A new project we are trying to get going here at the newly re-christened California Traffic Management Labs is an information portal that documents everything related to transportation modeling. While this is really great work for us academics, it presents some interesting problems. On the one hand, it is simple. All we have to do is write down everything we collectively know about all the relevant papers, research, programs, and practice, and then put hyperlinks on everything, and we’re done.
I did this sort of thing once before. A while ago I developed a system I called Academic. Academic was a bunch of perl and mysql running on top of slashcode…yes the same code running slashdot, circa 2003. It died because a hard drive crashed, slashcode is a nightmare, my database schema was too inflexible, and I found a leech was logging into the system and poaching my work (I naively expected people would contribute as much as they took away, but there is no GPL for research synthesis). In short, I never once considered actually unzipping that code, but having done a project once you have a feel for how to do it better the second time around.
So the details of how to load up academic references and how to physically links files and topics and tags is something I know how to do. (I actually have a new version running on top of CouchDB). The central problem is not the web site design or the database backend, but how to organize knowledge. We’re making a library of sorts, but by removing the physical limits of bookshelves and rooms, we can conceivable have everything just a click away from everything else. But too many things to click on a page is about as enlightening as showing a blank page. We need the system to enforce some discipline on the information content so that relationships actually mean something.
I am taking the approach of deferring as many choices as possible, and striving to allow those who populate the site (me, my colleagues, some hand-picked grad students, anybody who grabs the code once I push it out to github, …) to make the important choices about what relates to what. But I want to avoid the problem that seems to crop up in “everybody can edit” wikis of lots of similarly named and yet different pages. To that end, I’ve decided to organize the information around the idea of topics. A topic is more than a simple definition (although every topic has a simple definition). A topic is closer to a white paper or a survey paper. When one calls up the “Transportation Modeling” topic, the site should display a reasonably complete paper describing what transportation modeling is, including it history, current trends in the practice, active areas of research, and so on.

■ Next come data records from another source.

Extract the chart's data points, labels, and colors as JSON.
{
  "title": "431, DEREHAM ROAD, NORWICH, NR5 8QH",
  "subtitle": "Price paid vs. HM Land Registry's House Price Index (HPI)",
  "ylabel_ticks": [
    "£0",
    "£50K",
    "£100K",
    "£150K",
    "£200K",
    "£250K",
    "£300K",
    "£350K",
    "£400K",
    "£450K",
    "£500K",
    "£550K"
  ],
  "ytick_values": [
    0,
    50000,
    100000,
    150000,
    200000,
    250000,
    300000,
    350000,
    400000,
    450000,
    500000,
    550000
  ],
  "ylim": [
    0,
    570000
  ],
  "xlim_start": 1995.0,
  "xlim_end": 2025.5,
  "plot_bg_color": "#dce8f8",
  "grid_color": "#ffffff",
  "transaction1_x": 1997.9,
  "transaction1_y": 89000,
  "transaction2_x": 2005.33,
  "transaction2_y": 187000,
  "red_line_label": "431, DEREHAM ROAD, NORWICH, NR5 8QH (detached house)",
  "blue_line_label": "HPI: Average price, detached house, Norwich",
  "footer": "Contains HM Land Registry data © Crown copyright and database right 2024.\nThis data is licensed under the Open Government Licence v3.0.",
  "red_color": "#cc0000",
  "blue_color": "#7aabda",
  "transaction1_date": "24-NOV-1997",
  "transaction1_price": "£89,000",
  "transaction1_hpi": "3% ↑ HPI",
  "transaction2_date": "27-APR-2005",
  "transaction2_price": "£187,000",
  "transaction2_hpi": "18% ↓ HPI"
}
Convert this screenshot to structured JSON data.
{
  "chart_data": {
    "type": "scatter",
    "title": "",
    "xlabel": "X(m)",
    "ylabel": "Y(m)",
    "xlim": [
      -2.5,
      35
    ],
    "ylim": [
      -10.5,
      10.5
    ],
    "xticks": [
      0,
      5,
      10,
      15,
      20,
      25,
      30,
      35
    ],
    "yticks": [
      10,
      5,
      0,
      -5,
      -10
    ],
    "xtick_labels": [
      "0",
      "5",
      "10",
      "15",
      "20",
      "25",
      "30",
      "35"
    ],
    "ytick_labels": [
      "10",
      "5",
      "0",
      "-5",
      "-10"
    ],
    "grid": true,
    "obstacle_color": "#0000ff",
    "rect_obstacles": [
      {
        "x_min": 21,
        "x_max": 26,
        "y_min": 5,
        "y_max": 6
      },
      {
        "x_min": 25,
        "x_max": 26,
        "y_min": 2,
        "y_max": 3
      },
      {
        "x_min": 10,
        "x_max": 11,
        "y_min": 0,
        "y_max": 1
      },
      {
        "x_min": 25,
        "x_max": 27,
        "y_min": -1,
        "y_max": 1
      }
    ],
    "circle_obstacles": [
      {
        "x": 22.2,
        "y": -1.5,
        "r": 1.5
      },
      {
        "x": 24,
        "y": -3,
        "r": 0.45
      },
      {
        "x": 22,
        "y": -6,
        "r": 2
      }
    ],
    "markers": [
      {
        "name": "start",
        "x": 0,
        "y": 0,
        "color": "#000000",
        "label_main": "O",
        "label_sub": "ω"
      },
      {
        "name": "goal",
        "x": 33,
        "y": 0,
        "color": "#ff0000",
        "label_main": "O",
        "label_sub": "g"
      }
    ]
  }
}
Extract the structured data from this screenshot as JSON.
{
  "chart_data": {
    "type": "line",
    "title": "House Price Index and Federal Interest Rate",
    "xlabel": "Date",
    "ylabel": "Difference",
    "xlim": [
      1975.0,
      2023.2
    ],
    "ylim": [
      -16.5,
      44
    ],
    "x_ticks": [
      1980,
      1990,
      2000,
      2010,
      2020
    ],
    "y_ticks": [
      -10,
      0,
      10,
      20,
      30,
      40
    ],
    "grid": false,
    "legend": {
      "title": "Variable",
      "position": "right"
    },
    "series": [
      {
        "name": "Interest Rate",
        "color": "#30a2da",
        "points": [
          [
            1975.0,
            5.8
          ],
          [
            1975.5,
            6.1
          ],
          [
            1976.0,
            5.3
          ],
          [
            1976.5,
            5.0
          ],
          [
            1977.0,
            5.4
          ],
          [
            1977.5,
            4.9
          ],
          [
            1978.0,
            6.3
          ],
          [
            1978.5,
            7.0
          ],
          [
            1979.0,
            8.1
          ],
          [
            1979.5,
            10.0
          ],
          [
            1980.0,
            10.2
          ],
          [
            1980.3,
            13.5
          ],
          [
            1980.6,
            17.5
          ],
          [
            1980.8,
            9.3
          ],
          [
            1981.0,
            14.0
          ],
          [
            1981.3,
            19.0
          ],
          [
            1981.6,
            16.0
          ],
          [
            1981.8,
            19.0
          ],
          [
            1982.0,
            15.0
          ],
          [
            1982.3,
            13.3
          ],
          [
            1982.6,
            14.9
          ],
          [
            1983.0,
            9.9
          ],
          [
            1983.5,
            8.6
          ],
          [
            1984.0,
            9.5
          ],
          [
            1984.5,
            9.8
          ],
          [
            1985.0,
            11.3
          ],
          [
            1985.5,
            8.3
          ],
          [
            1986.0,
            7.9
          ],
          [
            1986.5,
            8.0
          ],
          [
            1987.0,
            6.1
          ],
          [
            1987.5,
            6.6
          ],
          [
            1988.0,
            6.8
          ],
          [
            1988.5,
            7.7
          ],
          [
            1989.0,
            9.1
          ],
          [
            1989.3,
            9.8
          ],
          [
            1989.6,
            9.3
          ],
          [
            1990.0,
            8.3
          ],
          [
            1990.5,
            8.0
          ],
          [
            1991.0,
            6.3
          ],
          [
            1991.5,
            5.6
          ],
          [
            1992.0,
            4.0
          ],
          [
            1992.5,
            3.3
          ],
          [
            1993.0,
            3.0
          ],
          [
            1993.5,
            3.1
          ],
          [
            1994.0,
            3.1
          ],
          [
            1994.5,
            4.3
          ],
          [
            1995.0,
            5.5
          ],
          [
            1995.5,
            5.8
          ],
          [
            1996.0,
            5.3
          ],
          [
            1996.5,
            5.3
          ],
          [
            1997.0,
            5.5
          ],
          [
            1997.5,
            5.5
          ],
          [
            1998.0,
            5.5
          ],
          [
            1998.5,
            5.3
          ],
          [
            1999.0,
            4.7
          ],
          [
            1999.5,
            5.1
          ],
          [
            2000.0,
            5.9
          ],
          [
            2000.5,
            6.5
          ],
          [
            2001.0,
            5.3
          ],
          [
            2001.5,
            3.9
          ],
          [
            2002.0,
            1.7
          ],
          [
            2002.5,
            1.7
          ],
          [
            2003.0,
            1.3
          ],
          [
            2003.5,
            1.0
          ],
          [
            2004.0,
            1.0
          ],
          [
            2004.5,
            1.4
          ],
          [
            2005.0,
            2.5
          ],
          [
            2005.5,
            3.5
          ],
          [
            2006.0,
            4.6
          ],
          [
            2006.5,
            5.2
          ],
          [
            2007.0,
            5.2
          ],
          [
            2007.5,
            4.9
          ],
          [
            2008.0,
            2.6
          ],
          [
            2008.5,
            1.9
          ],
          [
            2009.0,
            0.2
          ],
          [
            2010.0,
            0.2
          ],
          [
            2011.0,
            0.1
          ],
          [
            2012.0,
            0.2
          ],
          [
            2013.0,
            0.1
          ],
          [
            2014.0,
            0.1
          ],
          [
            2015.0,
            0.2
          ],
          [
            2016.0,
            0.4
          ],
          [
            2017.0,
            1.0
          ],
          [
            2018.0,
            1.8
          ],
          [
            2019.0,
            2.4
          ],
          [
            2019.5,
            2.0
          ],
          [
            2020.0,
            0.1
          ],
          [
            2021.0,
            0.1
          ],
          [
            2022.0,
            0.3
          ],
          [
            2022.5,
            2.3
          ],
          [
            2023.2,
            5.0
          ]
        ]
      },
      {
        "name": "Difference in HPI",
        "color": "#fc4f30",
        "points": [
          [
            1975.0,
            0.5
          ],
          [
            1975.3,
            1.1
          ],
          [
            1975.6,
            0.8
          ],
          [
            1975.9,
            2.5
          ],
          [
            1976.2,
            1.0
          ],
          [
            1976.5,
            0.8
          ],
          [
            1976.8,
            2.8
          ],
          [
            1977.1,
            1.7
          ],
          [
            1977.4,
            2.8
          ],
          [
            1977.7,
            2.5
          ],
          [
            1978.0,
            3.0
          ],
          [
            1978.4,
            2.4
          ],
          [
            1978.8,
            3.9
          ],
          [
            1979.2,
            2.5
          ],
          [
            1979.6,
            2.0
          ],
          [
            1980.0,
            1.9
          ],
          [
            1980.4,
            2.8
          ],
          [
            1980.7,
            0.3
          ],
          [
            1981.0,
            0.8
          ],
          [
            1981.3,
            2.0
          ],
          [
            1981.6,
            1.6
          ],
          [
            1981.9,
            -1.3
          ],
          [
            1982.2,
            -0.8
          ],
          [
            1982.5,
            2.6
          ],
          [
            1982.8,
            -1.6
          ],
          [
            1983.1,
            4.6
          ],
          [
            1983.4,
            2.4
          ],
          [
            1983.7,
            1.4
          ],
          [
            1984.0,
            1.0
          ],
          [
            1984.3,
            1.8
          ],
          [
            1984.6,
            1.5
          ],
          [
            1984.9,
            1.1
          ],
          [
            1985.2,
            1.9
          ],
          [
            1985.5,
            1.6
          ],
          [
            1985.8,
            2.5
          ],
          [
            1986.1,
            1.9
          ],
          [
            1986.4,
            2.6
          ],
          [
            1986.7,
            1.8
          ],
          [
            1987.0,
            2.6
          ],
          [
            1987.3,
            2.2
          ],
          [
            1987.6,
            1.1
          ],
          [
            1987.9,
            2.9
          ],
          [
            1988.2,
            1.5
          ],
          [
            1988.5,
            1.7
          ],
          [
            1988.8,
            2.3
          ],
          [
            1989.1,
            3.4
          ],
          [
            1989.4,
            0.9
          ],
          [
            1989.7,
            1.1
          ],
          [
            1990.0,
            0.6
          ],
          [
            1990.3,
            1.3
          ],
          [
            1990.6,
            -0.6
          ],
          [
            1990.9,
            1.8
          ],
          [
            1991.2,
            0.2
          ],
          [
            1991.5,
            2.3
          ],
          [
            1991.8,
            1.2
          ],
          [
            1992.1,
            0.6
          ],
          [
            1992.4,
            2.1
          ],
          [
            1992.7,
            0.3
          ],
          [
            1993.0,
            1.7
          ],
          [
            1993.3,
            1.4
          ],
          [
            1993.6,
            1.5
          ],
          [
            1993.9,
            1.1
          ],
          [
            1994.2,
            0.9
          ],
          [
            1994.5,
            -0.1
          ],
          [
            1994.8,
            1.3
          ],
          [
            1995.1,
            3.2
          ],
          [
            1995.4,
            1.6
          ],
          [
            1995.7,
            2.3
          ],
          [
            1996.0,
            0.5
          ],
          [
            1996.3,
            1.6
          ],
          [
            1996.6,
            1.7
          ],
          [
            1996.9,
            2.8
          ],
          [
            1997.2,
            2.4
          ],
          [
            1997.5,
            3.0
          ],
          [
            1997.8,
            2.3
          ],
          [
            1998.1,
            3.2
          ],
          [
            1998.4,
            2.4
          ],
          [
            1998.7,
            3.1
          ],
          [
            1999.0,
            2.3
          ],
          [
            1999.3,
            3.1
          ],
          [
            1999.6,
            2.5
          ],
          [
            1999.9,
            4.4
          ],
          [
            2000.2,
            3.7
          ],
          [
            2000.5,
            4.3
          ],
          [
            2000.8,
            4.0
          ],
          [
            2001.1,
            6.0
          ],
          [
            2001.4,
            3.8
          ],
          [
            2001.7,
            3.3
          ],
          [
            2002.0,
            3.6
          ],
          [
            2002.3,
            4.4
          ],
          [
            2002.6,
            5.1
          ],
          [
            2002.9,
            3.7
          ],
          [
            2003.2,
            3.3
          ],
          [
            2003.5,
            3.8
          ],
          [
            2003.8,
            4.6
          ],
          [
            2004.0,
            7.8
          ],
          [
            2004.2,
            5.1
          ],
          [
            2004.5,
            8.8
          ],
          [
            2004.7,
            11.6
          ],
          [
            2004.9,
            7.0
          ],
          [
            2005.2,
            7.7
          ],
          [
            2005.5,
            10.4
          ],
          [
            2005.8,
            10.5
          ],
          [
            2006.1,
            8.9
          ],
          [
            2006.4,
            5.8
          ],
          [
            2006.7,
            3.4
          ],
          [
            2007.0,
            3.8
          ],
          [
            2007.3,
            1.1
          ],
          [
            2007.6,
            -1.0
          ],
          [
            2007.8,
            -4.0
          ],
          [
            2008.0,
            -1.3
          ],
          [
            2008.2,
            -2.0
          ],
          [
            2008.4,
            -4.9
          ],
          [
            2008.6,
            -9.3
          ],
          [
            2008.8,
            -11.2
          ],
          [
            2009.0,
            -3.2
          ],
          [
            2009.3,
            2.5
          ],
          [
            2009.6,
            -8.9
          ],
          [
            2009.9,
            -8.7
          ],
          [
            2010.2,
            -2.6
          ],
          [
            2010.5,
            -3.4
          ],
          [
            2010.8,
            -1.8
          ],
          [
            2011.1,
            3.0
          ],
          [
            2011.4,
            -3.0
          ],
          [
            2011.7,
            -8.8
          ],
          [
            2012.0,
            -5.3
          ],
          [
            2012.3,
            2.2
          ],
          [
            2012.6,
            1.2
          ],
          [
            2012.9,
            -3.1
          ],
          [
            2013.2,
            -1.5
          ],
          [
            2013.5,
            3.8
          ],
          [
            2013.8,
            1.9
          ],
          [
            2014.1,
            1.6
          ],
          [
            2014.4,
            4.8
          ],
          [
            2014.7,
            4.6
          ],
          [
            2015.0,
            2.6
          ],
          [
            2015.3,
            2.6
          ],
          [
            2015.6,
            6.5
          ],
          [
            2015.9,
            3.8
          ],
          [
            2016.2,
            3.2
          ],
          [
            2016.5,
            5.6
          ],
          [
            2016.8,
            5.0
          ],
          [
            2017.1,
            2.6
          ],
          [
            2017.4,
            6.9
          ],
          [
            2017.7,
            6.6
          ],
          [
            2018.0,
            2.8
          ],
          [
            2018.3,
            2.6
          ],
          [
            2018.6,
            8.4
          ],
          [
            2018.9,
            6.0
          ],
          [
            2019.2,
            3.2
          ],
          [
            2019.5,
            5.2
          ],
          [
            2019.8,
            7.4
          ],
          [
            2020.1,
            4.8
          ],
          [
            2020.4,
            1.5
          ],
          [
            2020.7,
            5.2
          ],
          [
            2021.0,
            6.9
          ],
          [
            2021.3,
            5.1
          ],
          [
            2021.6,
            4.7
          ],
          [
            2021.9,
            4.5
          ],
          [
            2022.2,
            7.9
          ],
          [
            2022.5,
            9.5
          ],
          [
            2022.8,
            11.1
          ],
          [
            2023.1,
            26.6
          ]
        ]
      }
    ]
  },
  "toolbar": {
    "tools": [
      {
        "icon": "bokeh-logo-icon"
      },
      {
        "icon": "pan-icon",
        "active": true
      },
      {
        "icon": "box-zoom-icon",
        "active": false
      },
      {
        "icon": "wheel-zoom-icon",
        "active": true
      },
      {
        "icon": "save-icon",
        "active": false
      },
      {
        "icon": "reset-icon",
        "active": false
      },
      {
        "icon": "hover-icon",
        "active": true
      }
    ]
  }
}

But the opportunity for disaster is right below the surface. In my current system, I am creating topics and forming generic links between topics. This is nothing nearly as sophisticated as a topic map, but maybe it needs to be. My idea is to use the relationships between topics to pull up material that might be related to the topic in question. The problem is that if a topic gets too broad, then the list of relevant resources will become unusable. For example, because the site is intended to document transportation modeling issues, the topic called “Transportation Modeling” should relate to pretty much everything else in the site. The information content of such a page is about equal to white noise.
The simple solution is to just make subtopics of big topics. We might have a section on “pricing models”, and another on “microsimulation models”, and so on. But the danger is that at some point down the road somebody is going to create a topic called “microsimulation of road pricing”, and link that topic to “microsimulation” and to “pricing”, and boom, the new topic is white noise, and even pricing and microsimulation are now less useful because they will start pulling in resources from the new hybrid topic(s).
We need to be clever about that eventual use case, so that new topics that relate to many other topics might start out with useless jumble of possibly related content, but the jumble can be quickly sorted into relevant and irrelevant material. In fact, most of my thinking about this project revolves around making this case easy to handle.